Infer large volumes at once: not sightline-by-sightline.

Variational method: approximate the posterior as a Gaussian, and minimize difference between variational Ansatz and the true posterior.

Models dust out to ~400 pc.

→ Very high resolution for nearby dust.

Variations in dust properties

Dust wavelength-extinction relation varies throughout the Milky Way.

→ Primary effect in the optical: variation in dust grain-size distribution.

Parameterized by the ratio of extinction to reddening in optical wavelengths: $$ A\left(V\right) = R\left(V\right) E\left(B-V\right) $$

→ Slope of the extinction-wavelength relation.

Pair method

Stellar model colors

Schlafly+ (2016)

Basic idea: compare unreddened and reddened stars of same spectroscopic type.

Match spectroscopic survey (APOGEE) to photometric surveys (PS1, 2MASS, WISE).

Model colors of star $k$ as a function of spectroscopic type and reddening: $$ \vec{c}_k = \vec{f} \left( T_{\mathrm{eff},\,k}, \, \left[ \mathrm{Fe} / \mathrm{H} \right]_k \right) + \vec{R}_0 \, E_k \, . $$

The function $\vec{f}$ and reddening vector $\vec{R}_0$ are constrained by a large number of stars.

Reddening of each star

Stellar reddenings, based on pair method:

Schlafly+ (2016)

Above, we only determined $\vec{R}_0$, the average reddening vector.

→ What if it varies in space?

Difference between observed and model color: $$\vec{\delta c} \equiv \hat{c} - \vec{c}_{\mathrm{model}} = \hat{c} - \vec{f} \left( T_{\mathrm{eff}}, \, \left[ \mathrm{Fe} / \mathrm{H} \right] \right) \, .$$

← Reddenings don't necessarily lie along $\vec{R}_0$.
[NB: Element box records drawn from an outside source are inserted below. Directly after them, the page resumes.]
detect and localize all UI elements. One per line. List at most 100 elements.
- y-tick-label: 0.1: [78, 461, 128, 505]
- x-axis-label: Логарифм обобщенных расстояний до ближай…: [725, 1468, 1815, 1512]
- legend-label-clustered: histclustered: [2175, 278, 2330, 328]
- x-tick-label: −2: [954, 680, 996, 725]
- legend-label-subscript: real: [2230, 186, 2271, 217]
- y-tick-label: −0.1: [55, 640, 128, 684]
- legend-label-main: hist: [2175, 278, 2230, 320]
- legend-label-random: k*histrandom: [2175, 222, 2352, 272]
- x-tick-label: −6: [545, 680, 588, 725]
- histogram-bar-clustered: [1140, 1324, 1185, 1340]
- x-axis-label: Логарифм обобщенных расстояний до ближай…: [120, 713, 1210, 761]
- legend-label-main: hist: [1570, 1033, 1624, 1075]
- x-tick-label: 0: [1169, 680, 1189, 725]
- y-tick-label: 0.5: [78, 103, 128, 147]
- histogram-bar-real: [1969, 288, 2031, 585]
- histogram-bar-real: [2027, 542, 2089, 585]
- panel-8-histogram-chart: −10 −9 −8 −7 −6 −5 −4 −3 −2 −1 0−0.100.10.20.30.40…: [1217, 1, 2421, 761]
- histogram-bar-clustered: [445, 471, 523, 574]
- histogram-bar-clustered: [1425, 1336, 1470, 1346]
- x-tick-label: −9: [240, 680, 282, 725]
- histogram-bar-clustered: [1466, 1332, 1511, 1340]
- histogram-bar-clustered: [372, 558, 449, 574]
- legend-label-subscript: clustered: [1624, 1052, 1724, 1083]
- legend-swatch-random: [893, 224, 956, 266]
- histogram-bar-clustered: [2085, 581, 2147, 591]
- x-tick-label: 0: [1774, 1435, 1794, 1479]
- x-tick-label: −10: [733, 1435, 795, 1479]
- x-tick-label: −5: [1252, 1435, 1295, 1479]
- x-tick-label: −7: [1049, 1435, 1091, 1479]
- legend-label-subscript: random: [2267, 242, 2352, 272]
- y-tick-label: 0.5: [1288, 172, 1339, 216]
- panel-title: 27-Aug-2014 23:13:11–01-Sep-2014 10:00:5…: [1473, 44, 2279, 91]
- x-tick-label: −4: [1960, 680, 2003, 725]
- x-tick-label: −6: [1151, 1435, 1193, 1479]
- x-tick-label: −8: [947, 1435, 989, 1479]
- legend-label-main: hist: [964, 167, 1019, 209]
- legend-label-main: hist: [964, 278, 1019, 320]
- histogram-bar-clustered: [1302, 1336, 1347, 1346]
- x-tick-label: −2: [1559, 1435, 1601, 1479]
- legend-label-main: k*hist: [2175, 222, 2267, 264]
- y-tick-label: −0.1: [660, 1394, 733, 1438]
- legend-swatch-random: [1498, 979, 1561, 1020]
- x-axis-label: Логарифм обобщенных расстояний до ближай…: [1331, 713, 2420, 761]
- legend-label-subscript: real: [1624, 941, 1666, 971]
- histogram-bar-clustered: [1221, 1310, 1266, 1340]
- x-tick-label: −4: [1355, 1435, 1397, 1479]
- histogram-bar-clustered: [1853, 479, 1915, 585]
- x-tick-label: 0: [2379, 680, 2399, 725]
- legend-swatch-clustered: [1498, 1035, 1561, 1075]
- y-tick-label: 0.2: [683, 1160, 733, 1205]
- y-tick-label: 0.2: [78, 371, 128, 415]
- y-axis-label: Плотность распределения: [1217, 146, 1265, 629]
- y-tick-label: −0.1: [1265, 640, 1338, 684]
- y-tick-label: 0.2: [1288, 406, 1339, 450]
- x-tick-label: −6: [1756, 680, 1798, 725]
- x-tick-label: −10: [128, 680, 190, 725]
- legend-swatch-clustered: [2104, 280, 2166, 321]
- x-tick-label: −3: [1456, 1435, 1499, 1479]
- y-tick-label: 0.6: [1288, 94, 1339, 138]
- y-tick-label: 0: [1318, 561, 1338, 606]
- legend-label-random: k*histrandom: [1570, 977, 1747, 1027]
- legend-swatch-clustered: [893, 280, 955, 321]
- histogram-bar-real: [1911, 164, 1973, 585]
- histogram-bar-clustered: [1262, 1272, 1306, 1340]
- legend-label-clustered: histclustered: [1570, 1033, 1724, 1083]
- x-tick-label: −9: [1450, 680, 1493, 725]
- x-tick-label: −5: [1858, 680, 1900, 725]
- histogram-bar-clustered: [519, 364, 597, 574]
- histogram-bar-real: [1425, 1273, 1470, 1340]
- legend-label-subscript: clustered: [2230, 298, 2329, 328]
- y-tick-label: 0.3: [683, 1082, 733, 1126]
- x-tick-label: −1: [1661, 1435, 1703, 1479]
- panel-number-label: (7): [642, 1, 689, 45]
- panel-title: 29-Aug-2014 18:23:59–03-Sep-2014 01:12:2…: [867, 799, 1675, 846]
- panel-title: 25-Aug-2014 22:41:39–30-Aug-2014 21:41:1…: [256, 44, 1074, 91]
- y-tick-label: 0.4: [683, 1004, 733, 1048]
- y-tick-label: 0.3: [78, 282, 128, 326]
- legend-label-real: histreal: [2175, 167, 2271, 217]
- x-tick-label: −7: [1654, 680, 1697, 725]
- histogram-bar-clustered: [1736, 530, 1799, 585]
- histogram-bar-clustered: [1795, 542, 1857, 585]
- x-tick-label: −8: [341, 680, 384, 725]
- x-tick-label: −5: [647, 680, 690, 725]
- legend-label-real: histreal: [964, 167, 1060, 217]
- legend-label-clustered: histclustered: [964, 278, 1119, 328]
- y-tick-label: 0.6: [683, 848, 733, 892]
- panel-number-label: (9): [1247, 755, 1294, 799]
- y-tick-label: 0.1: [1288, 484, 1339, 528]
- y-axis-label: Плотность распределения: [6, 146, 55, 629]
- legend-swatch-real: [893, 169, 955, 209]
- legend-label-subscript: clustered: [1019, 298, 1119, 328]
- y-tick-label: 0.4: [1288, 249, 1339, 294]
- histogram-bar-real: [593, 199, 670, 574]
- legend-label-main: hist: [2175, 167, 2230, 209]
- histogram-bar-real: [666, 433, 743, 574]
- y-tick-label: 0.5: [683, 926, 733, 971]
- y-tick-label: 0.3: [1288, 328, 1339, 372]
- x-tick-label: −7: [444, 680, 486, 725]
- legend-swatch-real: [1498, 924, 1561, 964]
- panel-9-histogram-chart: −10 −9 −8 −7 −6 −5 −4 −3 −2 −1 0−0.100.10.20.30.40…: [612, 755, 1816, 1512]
Principal-component analysis of stellar reddenings

← Find the main axes in color-space along which dust reddening moves stars.

The 1st principal component is the mean reddening relation.

The 2nd principal component corresponds to $R\left(V\right)$ variation.

Distribution of $R\left(V\right)$ over the sky

Schlafly+ (2016)

Use stellar $R\left(V\right)$ measurements in combination with 3D dust map to determine $R\left(V\right)$ in 3D.

$R\left(V\right)$ in 3D

Schlafly, Peek, Finkbeiner, Green (2017)

→ Unexpectedly large-scale variations in dust properties.

Final thought: determining dust from star counts?

The DECaPS survey

There is a mathematical framework for this: Poisson point processes (Sale+ 2015).

Mapping dust ...

... is important for many areas of astronomy.

... gives us a window into the structure of our galaxy.

... involves many interesting inference techniques and datasets.